The predicted end of the world has passed, now what?

Alden Erickson, TMMBA Student, Class 13

According to the Mayan calendar, the world was to have ended two days ago. As we are still here, it is fairly safe to say that their theory was incorrect. This is the latest in a series of reminders for me that our paradigms can be wrong. It took 5,125 years to disprove the Mesoamerican Long Count calendar. Fortunately, feedback in business is more rapid but still we can subscribe to theories for years without knowing if a better way exists. There are of course many ways to challenge one’s paradigms but I would suggest replacing them with new ones through TMMBA.

When I arrived home from immersion week, I was dog tired.
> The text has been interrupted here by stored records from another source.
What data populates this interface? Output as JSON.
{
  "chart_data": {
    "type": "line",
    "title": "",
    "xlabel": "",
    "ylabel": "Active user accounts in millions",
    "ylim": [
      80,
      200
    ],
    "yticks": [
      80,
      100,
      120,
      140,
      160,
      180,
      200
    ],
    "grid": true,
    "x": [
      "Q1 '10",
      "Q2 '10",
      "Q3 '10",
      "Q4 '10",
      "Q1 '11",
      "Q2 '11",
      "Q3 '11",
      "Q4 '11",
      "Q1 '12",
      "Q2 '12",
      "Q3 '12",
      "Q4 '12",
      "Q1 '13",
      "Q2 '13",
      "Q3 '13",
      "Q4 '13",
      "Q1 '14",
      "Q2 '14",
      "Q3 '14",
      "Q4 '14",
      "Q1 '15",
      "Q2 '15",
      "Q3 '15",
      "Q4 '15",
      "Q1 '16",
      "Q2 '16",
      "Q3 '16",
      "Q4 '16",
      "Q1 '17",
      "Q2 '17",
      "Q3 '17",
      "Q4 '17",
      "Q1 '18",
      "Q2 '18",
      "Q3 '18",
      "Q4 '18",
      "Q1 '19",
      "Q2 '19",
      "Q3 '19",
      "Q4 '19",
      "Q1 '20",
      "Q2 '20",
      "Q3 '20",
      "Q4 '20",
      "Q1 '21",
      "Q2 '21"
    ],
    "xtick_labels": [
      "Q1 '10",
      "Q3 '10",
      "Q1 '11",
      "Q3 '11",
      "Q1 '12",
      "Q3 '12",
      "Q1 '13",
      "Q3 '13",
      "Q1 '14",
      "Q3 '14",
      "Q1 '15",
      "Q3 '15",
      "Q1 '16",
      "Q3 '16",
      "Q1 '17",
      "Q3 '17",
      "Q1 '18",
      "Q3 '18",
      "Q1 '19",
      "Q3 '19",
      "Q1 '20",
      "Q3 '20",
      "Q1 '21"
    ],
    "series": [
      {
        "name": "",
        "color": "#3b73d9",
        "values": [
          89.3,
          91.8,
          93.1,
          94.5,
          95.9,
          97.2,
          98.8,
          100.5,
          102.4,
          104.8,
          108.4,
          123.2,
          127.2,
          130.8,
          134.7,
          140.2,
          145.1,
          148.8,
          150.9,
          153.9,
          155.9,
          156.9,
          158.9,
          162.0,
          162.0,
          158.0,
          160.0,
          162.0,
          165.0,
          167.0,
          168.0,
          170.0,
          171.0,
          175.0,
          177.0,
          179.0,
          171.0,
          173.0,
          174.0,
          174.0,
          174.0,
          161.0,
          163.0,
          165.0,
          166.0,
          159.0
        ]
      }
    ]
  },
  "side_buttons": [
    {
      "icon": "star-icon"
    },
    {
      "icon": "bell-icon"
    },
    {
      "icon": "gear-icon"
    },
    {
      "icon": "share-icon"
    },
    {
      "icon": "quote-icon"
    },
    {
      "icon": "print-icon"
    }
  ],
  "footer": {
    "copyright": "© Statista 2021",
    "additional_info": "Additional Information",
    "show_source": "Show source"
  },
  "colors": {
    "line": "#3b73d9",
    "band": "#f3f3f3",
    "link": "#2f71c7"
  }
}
My exhaustion was due in part to the intense schedule and late nights reading, but there was more. Over the week I had been exposed to a number of new ideas and my mind was swimming with the possibilities of how to integrate them into my work and life. I thought of the Team Performance Model and how to utilize the concepts of the Intangible Resource Base, Value-Related Processes, and Team Performance Context. I considered viewing my future negotiations through the lenses of Interests, Power, and Relationships. I pondered ethics and Edward Freeman’s Stakeholder Theory for Organizational Management. Yes, I was tired, but I was also happy as I stumbled through the door after a busy immersion week.

I have not fully absorbed these ideas yet. If anything, I have more questions now than when I started. In the next 18 months of the TMMBA program, I expect that countless more theories will be introduced and I welcome every one of them. It will take time to form new paradigms. However, as the end of the world does not appear to be imminent, my fellow classmates and I have time!